Teufelsberg, la Montagne du Diable, est une colline qui se dresse dans l’ancien Berlin-Ouest. Éminence artificielle, elle a été érigée suivant les directives des Alliés après la Seconde Guerre mondiale avec les gravats de Berlin durant les vingt années de reconstruction de la ville. Dans la famille des décombres, Teufelsberg appartient de plein droit à ce que l’on pourrait nommer les tumuli de collaboration. Ces derniers sont des tertres, symboliques ou effectifs, désirés par le vainqueur, mais réalisés avec l’assentiment et par le zèle honteux du vaincu. Dans le cas de Teufelsberg, l’édification du tumulus est une décision des Alliés, mais ce sont les Allemands qui le réalisent. Et durant vingt ans, chargements de pierres après tombereaux de terre, les vaincus vont être contraints de reconstituer la scène infamante de leur Golgotha, de dresser par eux mêmes le monument de leur culpabilité et de leur déchéance. Pour ce faire, ils vont inventer une stratégie leur permettant de maquiller en victoire ce rituel d’affliction. Ainsi le chantier sera-t-il ponctué de fêtes d’obédience stakhanoviste, lorsqu’il s’agira de célébrer la 5000e tonne de décombres, la 10 000e tonne, la 20 000e tonne, etc.

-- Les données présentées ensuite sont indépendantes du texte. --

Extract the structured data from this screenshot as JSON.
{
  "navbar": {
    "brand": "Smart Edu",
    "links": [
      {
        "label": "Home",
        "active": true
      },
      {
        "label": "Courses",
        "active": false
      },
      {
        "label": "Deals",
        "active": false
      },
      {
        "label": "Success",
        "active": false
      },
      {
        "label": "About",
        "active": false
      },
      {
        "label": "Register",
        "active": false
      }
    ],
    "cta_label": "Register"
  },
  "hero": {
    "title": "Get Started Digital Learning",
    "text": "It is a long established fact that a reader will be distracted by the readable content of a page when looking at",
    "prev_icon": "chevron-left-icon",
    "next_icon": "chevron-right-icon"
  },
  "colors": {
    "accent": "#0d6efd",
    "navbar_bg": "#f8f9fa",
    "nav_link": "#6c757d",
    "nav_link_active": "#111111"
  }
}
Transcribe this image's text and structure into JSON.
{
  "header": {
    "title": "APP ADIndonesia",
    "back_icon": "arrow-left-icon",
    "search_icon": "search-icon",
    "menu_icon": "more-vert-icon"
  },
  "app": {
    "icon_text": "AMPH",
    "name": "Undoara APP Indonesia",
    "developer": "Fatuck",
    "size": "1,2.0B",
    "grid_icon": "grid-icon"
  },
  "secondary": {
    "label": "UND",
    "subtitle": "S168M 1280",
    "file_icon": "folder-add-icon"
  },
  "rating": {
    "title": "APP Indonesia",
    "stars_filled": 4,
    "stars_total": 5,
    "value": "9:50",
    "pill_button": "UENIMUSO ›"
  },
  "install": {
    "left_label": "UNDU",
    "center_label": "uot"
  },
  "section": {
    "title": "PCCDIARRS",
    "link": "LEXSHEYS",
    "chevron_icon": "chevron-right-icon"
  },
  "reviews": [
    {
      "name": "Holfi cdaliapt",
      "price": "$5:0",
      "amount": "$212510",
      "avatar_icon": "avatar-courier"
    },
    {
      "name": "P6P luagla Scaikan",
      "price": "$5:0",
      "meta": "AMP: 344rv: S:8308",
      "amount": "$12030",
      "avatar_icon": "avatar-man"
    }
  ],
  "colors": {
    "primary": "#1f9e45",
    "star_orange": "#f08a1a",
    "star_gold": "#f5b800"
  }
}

Mais Teufelsberg s’avère également une tombe nazie. Gît en effet sous ces gravats une Académie construite par Albert Speer. Architecture que les Alliés ont tenté vainement de détruire avant de préférer l’enterrer. Enterrer des ruines sous des ruines, c’est à la fois sanctifier les premières en feignant de les contredire. Toute la subtilité dialectique de cette superposition tient à la nature respective de ces vestiges. Car, paradoxalement, enterrer ce monument nazi marquait une volonté d’interdire leur devenir ruines aux édifices symboliques du régime. Speer avait en effet repris à son compte une doctrine du 19e siècle, due à Gottfried Semper, doctrine dite Ruinenwerttheorie, ou « théorie de la valeur des ruines ». Selon ce raisonnement, tout bâtiment devait être réalisé à la seule fin de produire de belles ruines. La valeur esthétique comme de propagande de tout édifice s’avérait exclusivement dépendante de sa promesse de vestiges. L’architecture se muait alors en une sculpture de la déréliction à venir. Elle se voulait certes un hommage à la grandeur du Reich, mais d’une grandeur intégrant sa déchéance, à l’image des imposantes ruines de la Grèce ou de l’Égypte antiques.

Ce à quoi les photographies de Marie Sommer s’attache, c’est une tentative de captation des spectres. Photographier le Teufelsberg, c’est donner à voir une sombre lutte à jamais figée et néanmoins toujours active entre des divinités topiques revendiquant des croyances locales prétendument définitives. Telle une superposition de ces auréoles lumineuses appelées Orbs qui apparaissent sur les photographies de spectres, les images de Marie Sommer s’apparentent à une compétition de fantômes qui tous s’essaient à revenir, précisément à devenir de véritables revenants.